Cette dimension singulière et universelle de la proposition de la foi chrétienne où le Christ va à la rencontre de toute personne, trouve dans l’art, de nombreux échos, et peut-être plus encore dans la musique sacrée qui, par sa beauté et sa profondeur, peut également rejoindre chacun et s’offrir à tous. En ce lieu de la Chaise-Dieu, depuis plus d’un millénaire, des moines célèbrent, par la musique et par le chant, le projet de Dieu. Le Festival de la Chaise-Dieu apporte une belle et riche contribution à la découverte pour beaucoup de cette musique où la foi et le génie artistique se conjuguent.

Jean-Paul II écrivait : « pour transmettre le message que le Christ lui a confié, l’Église a besoin de l’art.

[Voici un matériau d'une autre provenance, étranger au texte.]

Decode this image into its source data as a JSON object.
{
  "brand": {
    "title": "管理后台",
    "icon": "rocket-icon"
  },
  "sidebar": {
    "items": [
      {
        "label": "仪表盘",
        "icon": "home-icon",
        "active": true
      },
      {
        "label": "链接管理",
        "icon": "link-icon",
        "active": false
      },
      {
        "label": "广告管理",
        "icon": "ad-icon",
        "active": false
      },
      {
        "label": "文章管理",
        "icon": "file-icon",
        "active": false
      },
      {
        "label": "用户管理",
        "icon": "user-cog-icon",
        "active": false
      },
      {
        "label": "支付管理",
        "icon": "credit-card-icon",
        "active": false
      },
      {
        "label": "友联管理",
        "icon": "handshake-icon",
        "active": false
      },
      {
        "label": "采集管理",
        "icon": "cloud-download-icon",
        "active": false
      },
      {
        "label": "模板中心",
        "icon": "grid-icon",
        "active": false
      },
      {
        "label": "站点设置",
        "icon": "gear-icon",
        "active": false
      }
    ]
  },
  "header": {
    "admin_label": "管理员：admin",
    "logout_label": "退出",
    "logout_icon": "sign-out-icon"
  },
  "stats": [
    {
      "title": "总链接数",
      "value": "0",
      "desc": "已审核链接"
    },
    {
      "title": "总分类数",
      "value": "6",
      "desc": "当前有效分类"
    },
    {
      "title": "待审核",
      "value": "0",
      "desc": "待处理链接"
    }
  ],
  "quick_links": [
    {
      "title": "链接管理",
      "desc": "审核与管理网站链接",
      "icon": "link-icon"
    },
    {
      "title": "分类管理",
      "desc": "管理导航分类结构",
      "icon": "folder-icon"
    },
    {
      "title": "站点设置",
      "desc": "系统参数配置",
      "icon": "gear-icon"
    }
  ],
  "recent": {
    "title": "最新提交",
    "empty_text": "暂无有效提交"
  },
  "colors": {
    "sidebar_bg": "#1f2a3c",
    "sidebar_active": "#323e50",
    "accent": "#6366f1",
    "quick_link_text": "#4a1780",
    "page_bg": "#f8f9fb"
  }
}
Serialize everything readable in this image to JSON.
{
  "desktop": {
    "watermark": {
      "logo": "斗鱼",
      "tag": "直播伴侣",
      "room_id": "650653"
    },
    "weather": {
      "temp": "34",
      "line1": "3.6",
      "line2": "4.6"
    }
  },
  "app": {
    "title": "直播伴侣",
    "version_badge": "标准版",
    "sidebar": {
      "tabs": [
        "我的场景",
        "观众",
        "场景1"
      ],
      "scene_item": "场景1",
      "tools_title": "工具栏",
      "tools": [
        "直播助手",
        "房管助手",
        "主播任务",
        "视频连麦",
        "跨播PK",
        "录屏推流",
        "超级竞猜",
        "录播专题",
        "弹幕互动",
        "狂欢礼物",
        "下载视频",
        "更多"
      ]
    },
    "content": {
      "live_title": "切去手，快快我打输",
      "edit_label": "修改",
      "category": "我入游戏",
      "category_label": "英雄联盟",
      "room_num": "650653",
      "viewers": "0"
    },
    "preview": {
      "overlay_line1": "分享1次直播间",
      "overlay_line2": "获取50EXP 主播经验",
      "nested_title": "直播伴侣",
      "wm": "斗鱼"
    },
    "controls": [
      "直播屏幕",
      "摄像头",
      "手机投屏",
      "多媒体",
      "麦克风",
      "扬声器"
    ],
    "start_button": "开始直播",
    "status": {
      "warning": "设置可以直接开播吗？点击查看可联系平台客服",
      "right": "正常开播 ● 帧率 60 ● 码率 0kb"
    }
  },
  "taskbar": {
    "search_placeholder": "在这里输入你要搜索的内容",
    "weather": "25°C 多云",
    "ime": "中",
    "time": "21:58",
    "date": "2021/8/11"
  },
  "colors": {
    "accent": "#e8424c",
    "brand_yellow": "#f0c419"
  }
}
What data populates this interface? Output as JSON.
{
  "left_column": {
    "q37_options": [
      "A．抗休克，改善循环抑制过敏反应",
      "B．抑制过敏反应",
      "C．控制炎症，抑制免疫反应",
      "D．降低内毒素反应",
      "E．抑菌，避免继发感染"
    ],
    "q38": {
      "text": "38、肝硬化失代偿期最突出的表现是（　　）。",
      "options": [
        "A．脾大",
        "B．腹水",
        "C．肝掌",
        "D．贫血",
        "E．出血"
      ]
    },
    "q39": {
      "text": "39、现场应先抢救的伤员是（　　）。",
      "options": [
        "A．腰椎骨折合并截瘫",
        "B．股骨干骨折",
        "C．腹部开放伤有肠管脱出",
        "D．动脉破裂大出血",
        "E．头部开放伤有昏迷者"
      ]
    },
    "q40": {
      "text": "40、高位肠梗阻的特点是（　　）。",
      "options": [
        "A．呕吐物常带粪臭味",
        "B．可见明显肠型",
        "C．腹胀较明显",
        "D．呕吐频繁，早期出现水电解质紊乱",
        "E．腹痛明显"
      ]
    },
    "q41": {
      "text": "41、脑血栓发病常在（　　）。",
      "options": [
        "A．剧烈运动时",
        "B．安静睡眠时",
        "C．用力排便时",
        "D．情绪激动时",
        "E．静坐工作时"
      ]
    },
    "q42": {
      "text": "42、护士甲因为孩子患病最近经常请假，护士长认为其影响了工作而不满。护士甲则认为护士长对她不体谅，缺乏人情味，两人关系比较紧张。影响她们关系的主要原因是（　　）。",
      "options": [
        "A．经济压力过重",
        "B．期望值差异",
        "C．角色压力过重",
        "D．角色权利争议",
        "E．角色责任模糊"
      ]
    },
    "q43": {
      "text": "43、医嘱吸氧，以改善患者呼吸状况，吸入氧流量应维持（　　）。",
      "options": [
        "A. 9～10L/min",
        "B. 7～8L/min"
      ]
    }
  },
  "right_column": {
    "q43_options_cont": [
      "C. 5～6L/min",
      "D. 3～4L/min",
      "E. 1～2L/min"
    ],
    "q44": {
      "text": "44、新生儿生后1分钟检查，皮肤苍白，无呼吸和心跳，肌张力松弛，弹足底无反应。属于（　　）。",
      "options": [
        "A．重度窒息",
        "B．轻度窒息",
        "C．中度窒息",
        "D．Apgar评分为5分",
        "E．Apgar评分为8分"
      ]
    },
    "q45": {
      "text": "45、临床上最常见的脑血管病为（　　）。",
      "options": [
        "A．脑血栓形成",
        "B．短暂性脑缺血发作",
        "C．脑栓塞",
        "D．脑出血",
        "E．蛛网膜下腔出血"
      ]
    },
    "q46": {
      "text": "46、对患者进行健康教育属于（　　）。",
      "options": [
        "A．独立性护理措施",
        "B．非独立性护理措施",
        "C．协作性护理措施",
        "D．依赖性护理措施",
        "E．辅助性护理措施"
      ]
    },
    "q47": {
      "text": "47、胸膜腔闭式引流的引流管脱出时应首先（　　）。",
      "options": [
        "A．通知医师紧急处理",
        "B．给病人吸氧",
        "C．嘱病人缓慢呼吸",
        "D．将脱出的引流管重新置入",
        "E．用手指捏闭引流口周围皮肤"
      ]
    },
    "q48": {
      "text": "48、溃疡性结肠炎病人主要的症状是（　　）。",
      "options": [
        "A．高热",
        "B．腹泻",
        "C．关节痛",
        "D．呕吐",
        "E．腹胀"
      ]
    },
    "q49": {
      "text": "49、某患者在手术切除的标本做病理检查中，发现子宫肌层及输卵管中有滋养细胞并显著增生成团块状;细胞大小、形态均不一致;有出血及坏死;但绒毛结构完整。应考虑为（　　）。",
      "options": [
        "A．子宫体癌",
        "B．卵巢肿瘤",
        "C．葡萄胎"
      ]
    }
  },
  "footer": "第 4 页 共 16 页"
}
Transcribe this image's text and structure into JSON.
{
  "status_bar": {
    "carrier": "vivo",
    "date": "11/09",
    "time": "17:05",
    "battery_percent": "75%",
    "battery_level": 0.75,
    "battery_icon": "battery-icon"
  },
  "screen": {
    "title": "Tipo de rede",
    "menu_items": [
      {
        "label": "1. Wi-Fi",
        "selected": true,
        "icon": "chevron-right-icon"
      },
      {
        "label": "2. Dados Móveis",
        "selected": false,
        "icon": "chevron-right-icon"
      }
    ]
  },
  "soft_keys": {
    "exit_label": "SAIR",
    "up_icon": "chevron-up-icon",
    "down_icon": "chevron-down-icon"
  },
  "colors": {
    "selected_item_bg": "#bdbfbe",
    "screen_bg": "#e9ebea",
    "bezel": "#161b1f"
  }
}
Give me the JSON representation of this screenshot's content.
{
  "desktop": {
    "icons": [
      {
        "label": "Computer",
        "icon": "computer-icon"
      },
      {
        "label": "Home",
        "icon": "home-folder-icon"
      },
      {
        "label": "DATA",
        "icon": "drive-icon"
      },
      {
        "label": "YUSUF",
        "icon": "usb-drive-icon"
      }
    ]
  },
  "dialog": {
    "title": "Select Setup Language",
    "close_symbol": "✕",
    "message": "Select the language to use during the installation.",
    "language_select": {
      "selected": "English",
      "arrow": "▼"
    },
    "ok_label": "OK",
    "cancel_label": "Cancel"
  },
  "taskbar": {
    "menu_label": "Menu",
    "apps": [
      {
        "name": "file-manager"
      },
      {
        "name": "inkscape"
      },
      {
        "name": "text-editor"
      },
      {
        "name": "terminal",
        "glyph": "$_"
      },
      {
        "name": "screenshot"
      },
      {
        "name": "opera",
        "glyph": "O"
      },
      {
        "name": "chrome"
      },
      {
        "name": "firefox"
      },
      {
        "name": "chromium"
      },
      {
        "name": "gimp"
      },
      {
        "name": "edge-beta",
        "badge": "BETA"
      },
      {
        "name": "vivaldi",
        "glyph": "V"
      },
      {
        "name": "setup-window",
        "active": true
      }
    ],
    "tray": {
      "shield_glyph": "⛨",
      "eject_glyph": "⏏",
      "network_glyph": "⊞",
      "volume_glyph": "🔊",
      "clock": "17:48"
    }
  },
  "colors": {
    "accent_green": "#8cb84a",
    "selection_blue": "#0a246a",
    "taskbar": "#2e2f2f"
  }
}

Elle doit en effet rendre perceptible et même, autant que possible, fascinant le monde de l’esprit, de l’invisible, de Dieu. Elle doit donc traduire en formules significatives ce qui, en soi, est ineffable. Or, l’art a une capacité qui lui est tout à fait propre de saisir l’un ou l’autre aspect du message et de le traduire en couleurs, en formes ou en sons qui renforcent l’intuition de celui qui regarde ou qui écoute. Et cela, sans priver le message lui-même de sa valeur transcendantale ni de son auréole de mystère. » (Lettre aux artistes, 1999, § 12)

André Gounelle, pasteur protestant et professeur de théologie, écrivait : « La musique nous fournit aux uns et aux autres un modèle très intéressant pour penser et vivre l’unité de la foi. Trop souvent, on estime que cette unité demande que tous les chrétiens croient, prient, célèbrent les sacrements de la même manière, qu’ils pensent et affirment les mêmes choses, qu’ils défendent et suivent des valeurs identiques, qu’ils s’expriment d’une seule voix. Si on transpose, cela reviendrait à faire de l’unisson le seul vrai modèle du chant et du solo l’idéal ou le sommet de la musicalité. Or la chorale, l’orgue, l’orchestre associent des voix, des jeux, des instruments qui diffèrent, qui suivent chacun une partition propre, même si elle se combine avec celle des autres. Le génie et la richesse de la musique lui permettent d’éviter l’uniformité quelque peu lassante et mutilante de la note unique et d’allier des diversités, de les faire participer à quelque chose que l’on pourrait comparer à une communion dans la différence. »

Entre la foi chrétienne et l’art, entre la musique et la foi chrétienne, il y a depuis des siècles un long compagnonnage, un dialogue fécond, une quête de beauté où l’homme, comme disait Pascal, est invité à passer l’homme, une recherche jamais terminée d’atteindre une plénitude de sens, de paix et de joie profonde. Puisse le Festival de la Chaise-Dieu qui fête son cinquantième anniversaire, poursuivre longtemps son œuvre si bien commencée.